A Time To Rant

Okay, so Yassin is dead. Another so-called religious leader espousing humanist values of tolerance, peace, and the brotherhood of man is gone. I, for one, will not grieve for him. He chose violence as a solution and he died by the very actions of the words he preached. What I will grieve for is the end of any hope for stability and peace in Palestine and Israel. Lets call this what it is, the assassination of one terrorist by another. Israel is complicity in the formation of Hamas to further its own aims by creating instability and a power struggle to the Palestinian Authority. They spawned Hamas and now the son wants the father’s power. The Arabs are either too blind or too stupid to realise that they, once again, have been manipulated in believing their salvation lay with a corrupt and ineffective leader or with a killer in sheikhs clothing.

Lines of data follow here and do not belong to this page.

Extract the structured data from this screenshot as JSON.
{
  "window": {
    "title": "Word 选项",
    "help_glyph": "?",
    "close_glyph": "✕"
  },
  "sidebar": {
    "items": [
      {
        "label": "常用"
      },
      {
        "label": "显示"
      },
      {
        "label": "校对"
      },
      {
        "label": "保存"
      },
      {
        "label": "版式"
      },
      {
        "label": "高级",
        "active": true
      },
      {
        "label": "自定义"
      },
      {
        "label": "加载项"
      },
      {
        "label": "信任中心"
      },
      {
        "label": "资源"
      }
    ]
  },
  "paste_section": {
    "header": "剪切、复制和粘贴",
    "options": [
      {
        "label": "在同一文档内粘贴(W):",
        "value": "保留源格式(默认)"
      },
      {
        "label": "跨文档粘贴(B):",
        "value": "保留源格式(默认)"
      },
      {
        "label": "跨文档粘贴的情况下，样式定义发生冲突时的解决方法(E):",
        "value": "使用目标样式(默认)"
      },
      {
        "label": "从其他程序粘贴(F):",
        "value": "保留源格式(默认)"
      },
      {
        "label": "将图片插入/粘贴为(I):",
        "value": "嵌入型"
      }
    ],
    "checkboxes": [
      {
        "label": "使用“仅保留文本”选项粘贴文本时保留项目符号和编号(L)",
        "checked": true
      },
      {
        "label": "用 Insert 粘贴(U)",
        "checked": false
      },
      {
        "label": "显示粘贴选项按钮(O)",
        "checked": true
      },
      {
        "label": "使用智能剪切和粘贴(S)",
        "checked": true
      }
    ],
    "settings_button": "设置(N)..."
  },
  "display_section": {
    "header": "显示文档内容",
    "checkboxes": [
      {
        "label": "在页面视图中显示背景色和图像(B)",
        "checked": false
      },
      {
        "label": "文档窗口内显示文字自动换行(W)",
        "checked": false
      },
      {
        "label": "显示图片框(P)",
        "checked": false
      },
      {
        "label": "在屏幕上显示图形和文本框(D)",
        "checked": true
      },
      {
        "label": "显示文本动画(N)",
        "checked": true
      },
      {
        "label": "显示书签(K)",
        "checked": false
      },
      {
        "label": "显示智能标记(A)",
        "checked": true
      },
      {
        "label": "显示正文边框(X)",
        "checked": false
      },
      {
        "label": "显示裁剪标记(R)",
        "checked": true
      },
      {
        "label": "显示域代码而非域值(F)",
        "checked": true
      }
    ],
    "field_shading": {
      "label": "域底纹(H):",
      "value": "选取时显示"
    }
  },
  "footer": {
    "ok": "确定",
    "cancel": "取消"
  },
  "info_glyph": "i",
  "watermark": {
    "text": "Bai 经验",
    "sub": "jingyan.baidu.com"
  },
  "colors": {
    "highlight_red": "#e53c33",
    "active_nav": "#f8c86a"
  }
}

The Muslim world is up in arms and indignant at the assassination of one man. His death does not cause me to lose sleep. I am, however, sad that the rule of law was subverted, that targeted killings stray off target, and that violence begets violence. Yes, once again, we Muslims raise our voices for the killing of one man. We want justice. We are in the right. Fine. But where were our voices when hundreds of Shia Muslims were massacred in Iraq and Pakistan not by Sharon and his evil henchmen, but by our fellow righteous Muslims. Where were the demonstrations in Muslim countries against the horror in Madrid? We will come out in droves to protect a piece of cloth on a women’s head, but bury our heads when it comes to calling for equal justice when we ourselves are the perpetrators.

We as an Ummah cannot call for justice when we are blind to it if we not the victims but the criminals. This hypocrisy is a wound in Muslim societies. We are so defensive about any criticism that we are silent. And when we are silent, there is no shortage of voices willing to speak for us. Be it the media, hostile governments, or policy wonks. What I would love to see is major demonstrations in places like Cairo, Karachi, and Beirut against militant Islam and leaders of these factions that use violence to kill people and, in so doing, kill the very spirit of Islam. If that hostility was harnessed towards a more positive enterprise, perhaps I would be less afraid of flying or taking the train. I am not saying that Muslims are only to blame, but I would like to clean up my own house first before tearing down others.

I know, I know, you will raise the issue of Palestinians rights, and the injustices done to Chechnians, and Kashmiris and Muslims worldwide. What do you propose? Lets all strap on belts with TNT and walk into the nearest Pizza Hut. That will make things better. Your logic is insane. And in the mean time, people are dying and Islam is under siege, and not by the usual suspects such as the Americans, Jews, or JLo. Remember the lines from Pogo Possum when recalling the Vietnam War ” I have seen the enemy, and he is us”.

Bury Yassin. Bury him in the rubble of other morally corrupt and decaying ideologies. Lay him besides Zionism, Nationalism, and Fascism, and hopefully one day Cuba Gooding Jr. His movies are crap.

4 thoughts on “A Time To Rant

  1. My reaction to the assassination of Yassin was anger — because I think it was incredibly foolish on Israel’s part. All it will do is make Yassin into a martyr; anger Palestinian extremists; and energize Hamas to keep up the work they’re already doing. How could they possibly think this would help? (The answer: the same way Bush and his people think getting Saddam Hussein or Osama bin Laden will help. And they’re wrong in all cases. These battles aren’t about capturing or killing figureheads — there are serious conflicts needing to be addressed. Of course, try telling that to Bush or Sharon…)
    Anyway. Thank you for this post. Bravo.

  2. Interesting posting. But hopeless. People use religion to show why they are better than others, not to criticize themselves. Yeah, a few people are different but they’re the exception that proves the rule. In any community the critics are considered traitors not the loyal opposition. Religion gives this God’s endorsement. By the way, you forgot to mention Sudan. Can you imagine what would happen if the Muslim world rose up and protested the events associated with the civil war in that country. But when a black slave escaped to the US, the Canadian Ambassador said his stories were just an attempt to smear Islam.

  3. I agree, that unfortunately, people do use religion to reinscribe their own world-views and the myth of self-perfection. However, as I’ve posted previously, religion is the systematic recognition that there is something greater than humanity out there, and that we need some way to strive to understanding it. Islam, at its earliest moment, was incredibly culturally self-critical. We as Musllims have lost the tradition, much as we have allowed our intellectual tradition to be forgotten and buried. There is a growing consciousness that we need to start reclaiming that heritage, but it will be a slow process. I would still take a billion individual voices trying to figure out what Islam is, than 100 unified voices trying to say what Islam is.